The diagnosis of a neurological condition or a stroke turns your life upside down. Suddenly, you're spending more time visiting doctors and therapists than working, may be unable to participate in activities you love and may find yourself coping with a baffling array of medications and other treatments. But have you ever considered the effect such conditions may have on your sexual life?
Well, if you consider that sex starts in the brain—the center of any neurological illness—it can have quite an impact. Add to that the multiplier effects of fatigue, physical disability, depression and loss of independence, and you can imagine how total the loss might be.
Neurological conditions can affect how you process sexual stimulus, whether it's touch or visual. That can affect your level of desire, your ability to become aroused and your ability to reach orgasm. For instance, studies suggest that as many as 72 percent of women with multiple sclerosis have sexual dysfunction. And women with epilepsy may experience involuntary sexual gestures, such as touching themselves, grabbing their genitals, even having unintended orgasms, even as antiepileptic drugs tend to reduce libido.
No matter what condition you've been diagnosed with, you don't have to resign yourself to a life without sex or intimacy.
- Talk to your doctor. Tell your doctor how important your sexual life is to you. I know this might be difficult, particularly if you're not used to talking about such issues with "strangers," but it's worth it. In many instances, the medications you're taking may be interfering with your libido; in other instances, your doctor may be able to prescribe certain medications to improve libido, such as supplemental testosterone and even sildenafil (Viagra).
- Talk to your physical and occupational therapist. These health care professionals often spend hours a week with their patients. They get to know them—and their problems—well. And they often have unique strategies—emotional and physical—to help you retain the intimacy you desire.
- Educate yourself. The more you know about the possible effects your condition or your partner's condition may have on intimacy, the better prepared you are to face the challenge. Knowledge is power.

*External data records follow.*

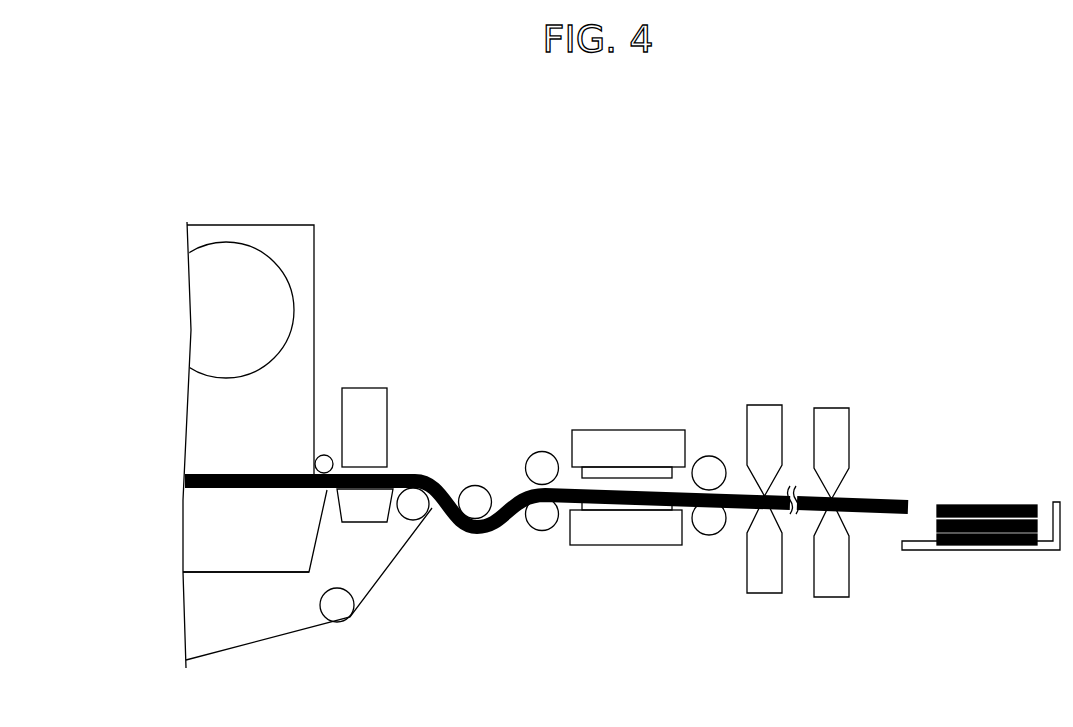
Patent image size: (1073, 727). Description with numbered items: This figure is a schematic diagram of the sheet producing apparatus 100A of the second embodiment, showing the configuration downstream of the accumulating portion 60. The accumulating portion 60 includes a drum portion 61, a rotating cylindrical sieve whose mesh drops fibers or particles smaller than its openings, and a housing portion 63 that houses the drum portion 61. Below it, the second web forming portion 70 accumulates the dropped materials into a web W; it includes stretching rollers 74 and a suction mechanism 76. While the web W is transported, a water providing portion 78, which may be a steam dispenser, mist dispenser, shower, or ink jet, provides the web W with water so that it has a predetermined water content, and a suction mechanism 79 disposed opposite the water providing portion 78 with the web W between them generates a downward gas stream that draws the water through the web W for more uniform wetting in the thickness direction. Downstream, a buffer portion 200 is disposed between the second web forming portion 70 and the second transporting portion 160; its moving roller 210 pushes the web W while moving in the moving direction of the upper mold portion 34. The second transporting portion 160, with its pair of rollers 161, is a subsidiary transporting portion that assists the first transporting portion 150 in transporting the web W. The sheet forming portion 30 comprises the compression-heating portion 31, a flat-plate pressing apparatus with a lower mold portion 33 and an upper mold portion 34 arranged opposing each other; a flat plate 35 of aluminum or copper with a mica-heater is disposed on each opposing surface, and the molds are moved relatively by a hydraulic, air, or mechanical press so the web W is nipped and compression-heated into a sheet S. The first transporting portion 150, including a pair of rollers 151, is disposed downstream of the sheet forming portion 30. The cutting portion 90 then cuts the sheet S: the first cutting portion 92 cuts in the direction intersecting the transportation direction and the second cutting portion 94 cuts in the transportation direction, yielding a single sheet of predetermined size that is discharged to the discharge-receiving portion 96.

The sheet producing apparatus 100A is at (708, 150).
The accumulating portion 60 is at (320, 212).
The drum portion 61 is at (224, 257).
The housing portion 63 is at (288, 227).
The second web forming portion 70 is at (388, 637).
The stretching rollers 74 is at (415, 521).
The suction mechanism 76 is at (229, 566).
The water providing portion 78 is at (362, 394).
The suction mechanism 79 is at (360, 510).
The web W is at (423, 474).
The buffer portion 200 is at (470, 418).
The moving roller 210 is at (480, 487).
The second transporting portion 160 is at (537, 383).
The pair of rollers 161 is at (543, 458).
The sheet forming portion 30 is at (682, 293).
The compression-heating portion 31 is at (632, 362).
The lower mold portion 33 is at (660, 538).
The upper mold portion 34 is at (660, 437).
The flat plate 35 is at (620, 470).
The first transporting portion 150 is at (713, 390).
The pair of rollers 151 is at (709, 457).
The cutting portion 90 is at (860, 332).
The first cutting portion 92 is at (770, 397).
The second cutting portion 94 is at (837, 400).
The sheet S is at (1005, 505).
The discharge-receiving portion 96 is at (985, 550).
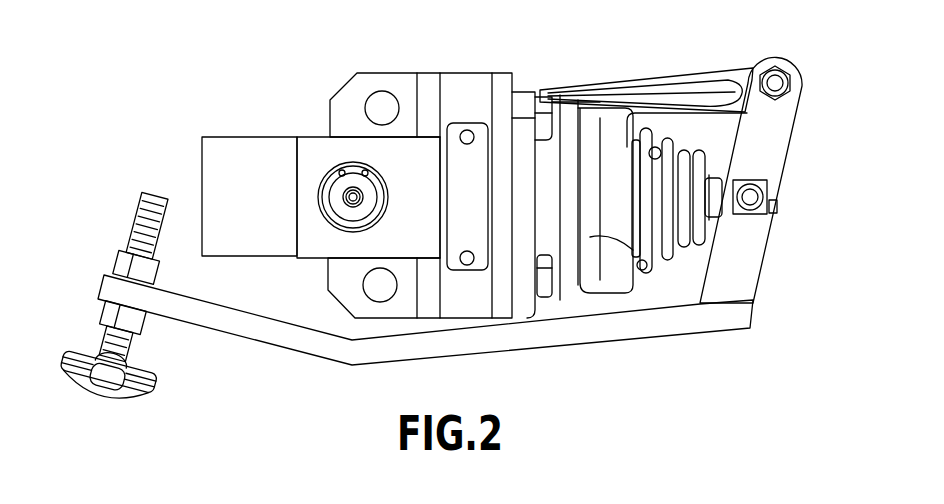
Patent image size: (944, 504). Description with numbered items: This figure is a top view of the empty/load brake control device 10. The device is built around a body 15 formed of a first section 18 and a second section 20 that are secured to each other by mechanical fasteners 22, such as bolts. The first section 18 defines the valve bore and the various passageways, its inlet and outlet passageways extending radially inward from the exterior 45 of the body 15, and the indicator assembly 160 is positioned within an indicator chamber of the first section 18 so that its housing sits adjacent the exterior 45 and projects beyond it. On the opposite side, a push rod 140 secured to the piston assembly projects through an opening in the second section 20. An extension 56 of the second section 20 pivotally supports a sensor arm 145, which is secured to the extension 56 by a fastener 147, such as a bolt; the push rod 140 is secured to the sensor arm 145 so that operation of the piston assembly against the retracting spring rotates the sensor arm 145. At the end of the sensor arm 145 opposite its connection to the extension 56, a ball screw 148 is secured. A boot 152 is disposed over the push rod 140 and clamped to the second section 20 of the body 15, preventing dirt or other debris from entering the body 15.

The empty/load brake control device 10 is at (278, 61).
The body 15 is at (463, 73).
The first section 18 is at (380, 73).
The second section 20 is at (578, 127).
The mechanical fasteners 22 is at (545, 277).
The exterior 45 is at (261, 204).
The extension 56 is at (720, 82).
The push rod 140 is at (727, 177).
The sensor arm 145 is at (278, 333).
The fastener 147 is at (788, 75).
The ball screw 148 is at (110, 407).
The boot 152 is at (705, 243).
The indicator assembly 160 is at (345, 193).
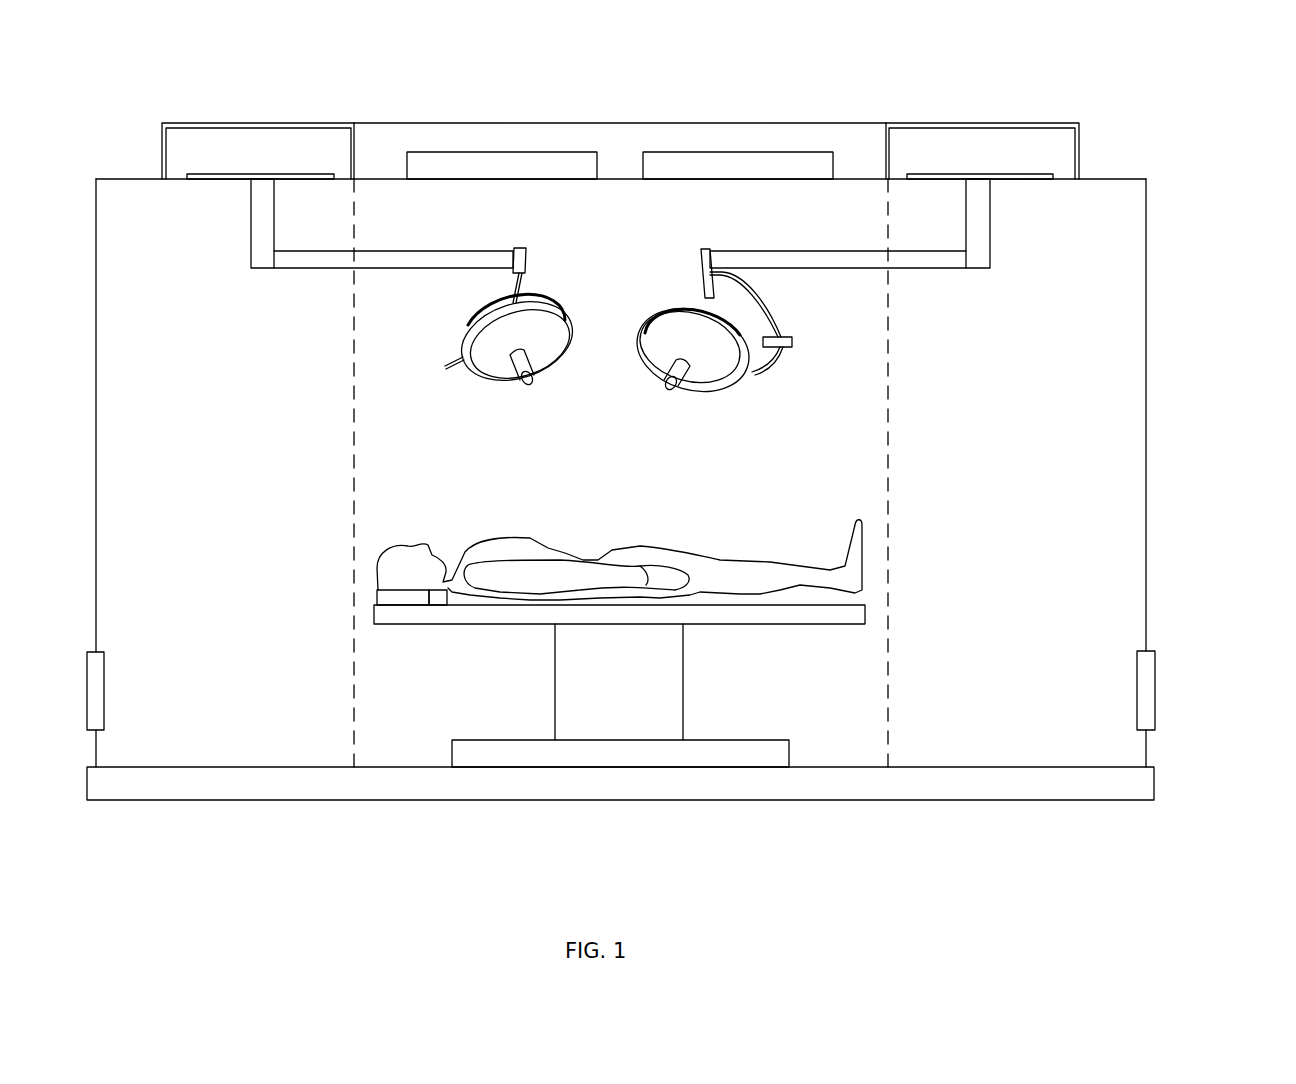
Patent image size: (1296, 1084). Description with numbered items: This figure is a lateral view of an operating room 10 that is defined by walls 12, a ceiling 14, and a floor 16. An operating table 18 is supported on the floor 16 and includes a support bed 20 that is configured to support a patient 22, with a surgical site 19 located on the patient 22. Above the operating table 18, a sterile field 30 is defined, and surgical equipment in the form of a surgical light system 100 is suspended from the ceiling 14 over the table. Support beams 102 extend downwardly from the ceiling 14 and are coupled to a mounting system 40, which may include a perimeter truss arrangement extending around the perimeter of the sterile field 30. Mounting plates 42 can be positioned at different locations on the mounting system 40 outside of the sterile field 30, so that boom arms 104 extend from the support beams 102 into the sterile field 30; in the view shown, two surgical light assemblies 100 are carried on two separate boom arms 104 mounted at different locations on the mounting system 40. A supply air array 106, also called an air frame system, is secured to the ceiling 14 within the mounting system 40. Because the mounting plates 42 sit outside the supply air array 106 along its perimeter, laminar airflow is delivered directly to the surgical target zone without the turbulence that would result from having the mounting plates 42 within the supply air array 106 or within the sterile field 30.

The operating room 10 is at (1200, 90).
The walls 12 is at (98, 291).
The ceiling 14 is at (1117, 181).
The floor 16 is at (305, 766).
The operating table 18 is at (468, 626).
The surgical site 19 is at (585, 548).
The support bed 20 is at (685, 694).
The patient 22 is at (465, 508).
The sterile field 30 is at (639, 227).
The mounting system 40 is at (235, 122).
The mounting plates 42 is at (220, 173).
The surgical light system 100 is at (478, 310).
The support beam 102 is at (250, 206).
The boom arms 104 is at (461, 250).
The supply air array 106 is at (528, 121).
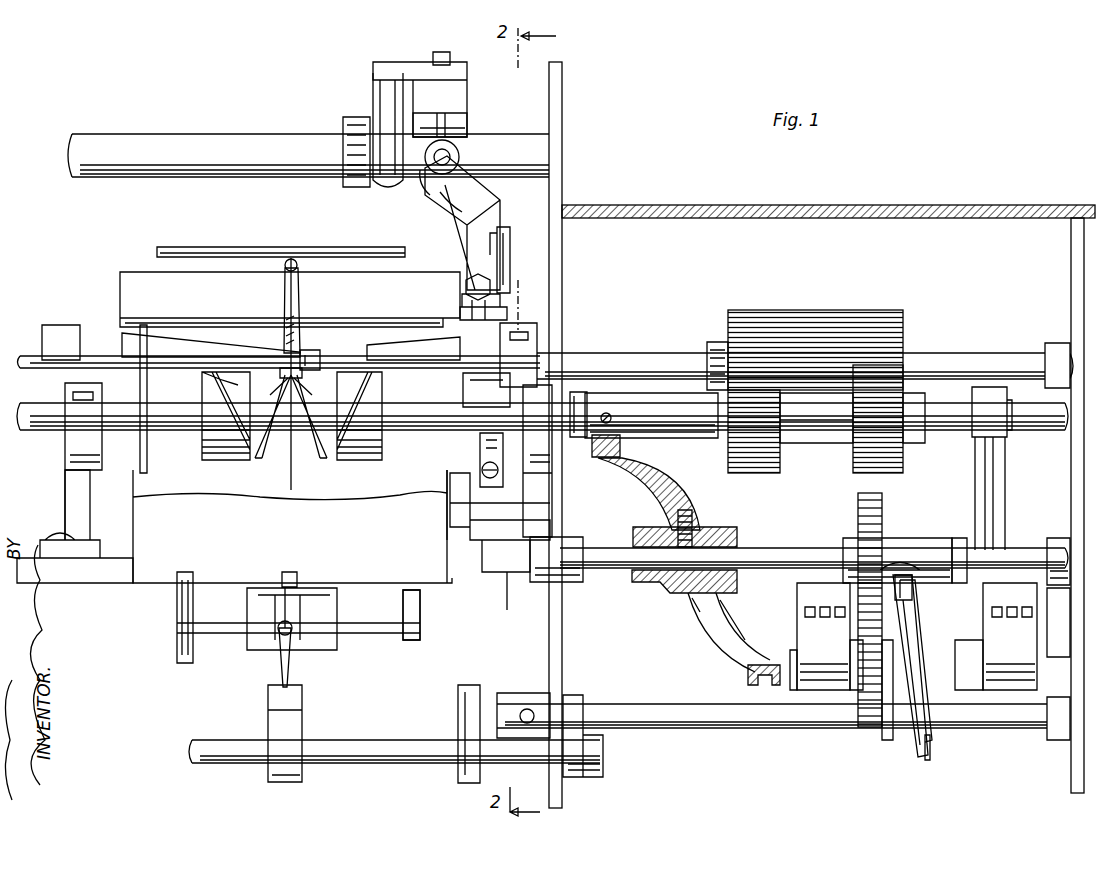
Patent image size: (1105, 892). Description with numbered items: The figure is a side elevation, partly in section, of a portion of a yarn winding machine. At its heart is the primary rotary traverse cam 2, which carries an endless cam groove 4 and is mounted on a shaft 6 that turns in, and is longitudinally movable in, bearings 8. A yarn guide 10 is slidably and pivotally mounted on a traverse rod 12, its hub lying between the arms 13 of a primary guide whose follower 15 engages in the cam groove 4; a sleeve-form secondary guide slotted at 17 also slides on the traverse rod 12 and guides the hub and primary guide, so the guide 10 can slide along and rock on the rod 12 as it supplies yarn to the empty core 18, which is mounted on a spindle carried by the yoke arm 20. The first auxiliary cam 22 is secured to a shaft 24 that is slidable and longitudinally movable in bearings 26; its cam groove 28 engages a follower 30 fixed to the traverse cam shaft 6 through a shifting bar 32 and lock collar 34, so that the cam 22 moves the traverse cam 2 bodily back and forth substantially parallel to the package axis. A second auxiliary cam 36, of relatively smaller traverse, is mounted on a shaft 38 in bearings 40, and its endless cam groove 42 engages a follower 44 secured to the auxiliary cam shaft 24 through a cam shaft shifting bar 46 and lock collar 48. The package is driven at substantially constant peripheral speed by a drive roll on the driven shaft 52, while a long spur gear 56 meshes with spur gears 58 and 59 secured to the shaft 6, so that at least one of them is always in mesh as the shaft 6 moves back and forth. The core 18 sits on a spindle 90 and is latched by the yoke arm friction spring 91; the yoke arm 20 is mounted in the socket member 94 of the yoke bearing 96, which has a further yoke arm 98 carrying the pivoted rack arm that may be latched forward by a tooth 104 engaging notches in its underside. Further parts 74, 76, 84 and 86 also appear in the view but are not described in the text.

The primary rotary traverse cam 2 is at (222, 455).
The endless cam groove 4 is at (352, 412).
The shaft 6 is at (400, 425).
The bearings 8 is at (90, 405).
The yarn guide 10 is at (300, 290).
The traverse rod 12 is at (358, 352).
The arms 13 is at (282, 378).
The follower 15 is at (300, 385).
The slot 17 is at (315, 358).
The empty core 18 is at (135, 272).
The yoke arm 20 is at (488, 222).
The first auxiliary cam 22 is at (635, 490).
The shaft 24 is at (782, 548).
The bearings 26 is at (580, 538).
The cam groove 28 is at (758, 680).
The follower 30 is at (595, 452).
The shifting bar 32 is at (657, 395).
The lock collar 34 is at (583, 395).
The second auxiliary cam 36 is at (932, 744).
The shaft 38 is at (793, 665).
The bearings 40 is at (797, 598).
The endless cam groove 42 is at (912, 760).
The follower 44 is at (915, 585).
The cam shaft shifting bar 46 is at (898, 548).
The lock collar 48 is at (960, 540).
The driven shaft 52 is at (641, 355).
The long spur gear 56 is at (850, 295).
The spur gear 58 is at (765, 472).
The spur gear 59 is at (865, 455).
The gear 74 is at (868, 493).
The gear 76 is at (868, 735).
The wedge 84 is at (413, 349).
The wedge arm 86 is at (208, 350).
The spindle 90 is at (462, 300).
The yoke arm friction spring 91 is at (508, 268).
The socket member 94 is at (455, 127).
The yoke bearing 96 is at (450, 96).
The yoke arm 98 is at (470, 240).
The tooth 104 is at (480, 462).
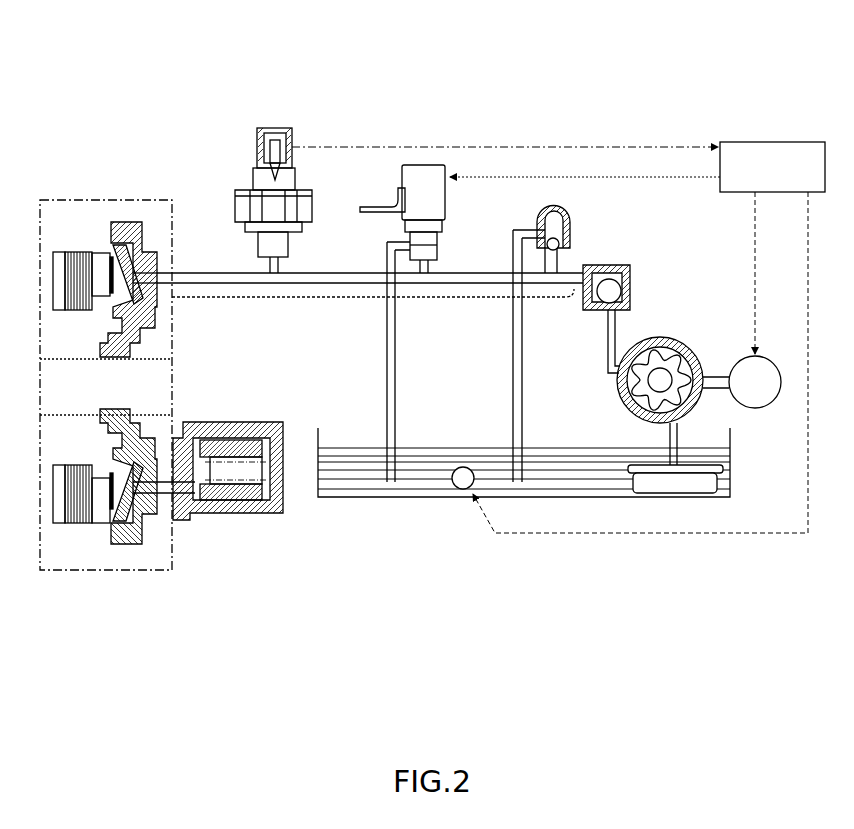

- Talk to your partner. If you've had a stroke, for instance, and you don't have as much sensation on one side of your body, ask your partner to focus on areas that can still feel sensation. Also have an honest conversation with your partner about the importance of intimacy in your life. And listen to what your partner says without judging. For instance, your partner may tell you that the drooling that is a result of your Parkinson's turns him off. If this is the case, talk to your doctor about options for reducing this symptom.
- Rediscover intimacy. Who says intimacy is all about intercourse? Intimacy could be taking a bath together in candlelight or giving each other massages with scented body oil.